There are two differences, however, from the current scandal. First, we assume money donated to a college or university will be used at their discretion to benefit the institution and its students. This, I have always assumed, includes scholarships for students who can’t pay tuition. But even if the money is earmarked for a building bearing the parents’ names, the argument is that it gives value to all.

In this latest case—sooner or later it will probably be dubbed “College-gate”—illegal bribes were paid to individuals for their own personal gain. Also, admission was not just granted to students with GPAs and other scores that were less competitive than other students’. Admission was granted on the basis of outright lies, like status as an elite athlete in sports that the student didn’t even play, or test scores that were the product of outright cheating or falsification. And no one benefitted except the student admitted, their  ambitious parents, and, of course, the person accepting the bribe.

In fact, everyone loses in this scenario. Frank Bruni, writes in The New York Times that in this kind of system,

“Winners and losers are often sorted not by merit but by privilege (or subterfuge). And even the winners lose. Actually, all of us do, because through this overwrought culling, we’re teaching a generation of children values that stink. There are moral wages to the admissions mania, and we need to wrestle with those.

At its worst, it corrodes the development of core aspects of young people’s ethical character, often fueling their self-interest, compromising their integrity, and depleting their capacity to either know themselves deeply or to authentically articulate their identity,’ reads a draft of a new report by the Harvard Graduate School of Education’s Making Caring Common Project, which for the last few years has been a leading advocate for a less calculated and cutthroat process. ‘Many young people become cynical both about a system that seems unfair and divorced from their interests, and about the adults who created it.’”

What are we teaching our children in a system like this? Even the most earnest students have learned that everything they do in high school must be geared to be judged, and the pressure of the competition has divorced the idea of learning for its own sake, not to mention the joy of discovery.

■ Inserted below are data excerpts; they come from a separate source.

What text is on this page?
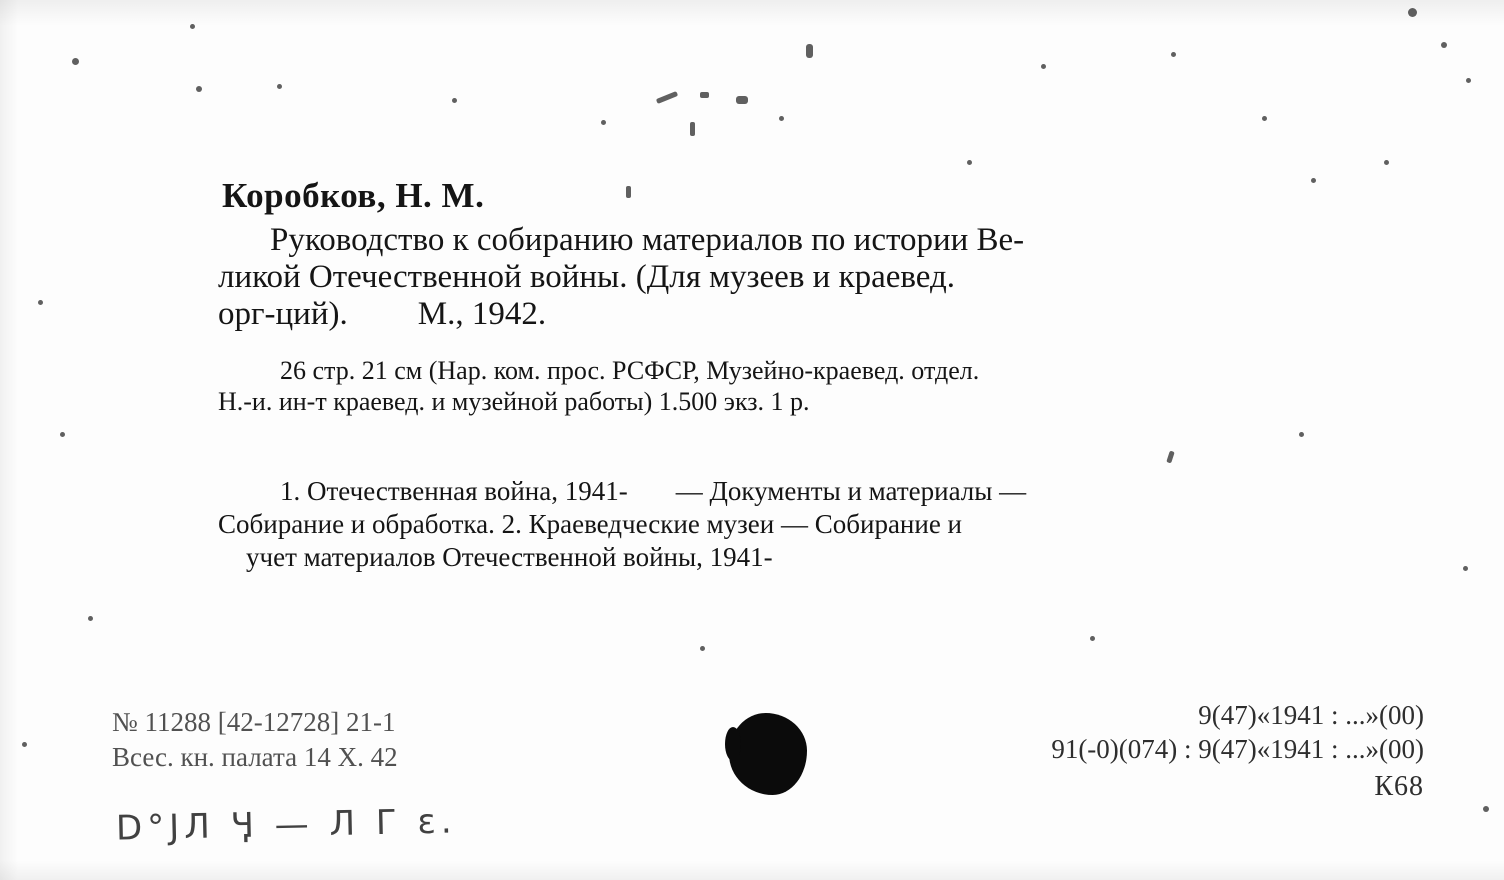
Коробков, Н. М.
Руководство к собиранию материалов по истории Ве-
ликой Отечественной войны. (Для музеев и краевед.
орг-ций). М., 1942.
26 стр. 21 см (Нар. ком. прос. РСФСР, Музейно-краевед. отдел.
Н.-и. ин-т краевед. и музейной работы) 1.500 экз. 1 р.
1. Отечественная война, 1941- — Документы и материалы —
Собирание и обработка. 2. Краеведческие музеи — Собирание и
учет материалов Отечественной войны, 1941-
№ 11288 [42-12728] 21-1
Всес. кн. палата 14 X. 42
D°ЈЛ Ӌ — Л Г ԑ.
9(47)«1941 : ...»(00)
91(-0)(074) : 9(47)«1941 : ...»(00)
К68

Richard Weissbourd, a developmental psychologist who authored the Harvard report says parents,  “are focusing on the wrong things, with big consequences for their kids Parents are trying to give their kids ‘everything’ but they’re not giving them what counts.”

There was a time, not so long ago, when one of the most important goals of schooling was a “moral education.” Going to school, being a part of a team, having school spirit, learning to cooperate and support a community, the value of working hard and not cutting corners were all goals in and of themselves.

One could argue that a willingness to cheat, cut corners, and do whatever is necessary are qualities that help build billionaires, but are they necessary? Do we want to teach our children to get ahead at a cost of potential moral bankruptcy?

Schools used to be the places children learned to be good people regardless of their parents’ values. Agreed upon standards were endorsed and supported. Cheating was considered a paramount offense in academia. In many institutions it was grounds for immediate expulsion. Now parents are cheating their kids, either by encouraging them to cheat or simply by example by doing it for them. They may justify this by reasoning that their kids’ lives will be “ruined” if they don’t get into the right college. But by having taught their children these kinds of values, aren’t their lives already ruined?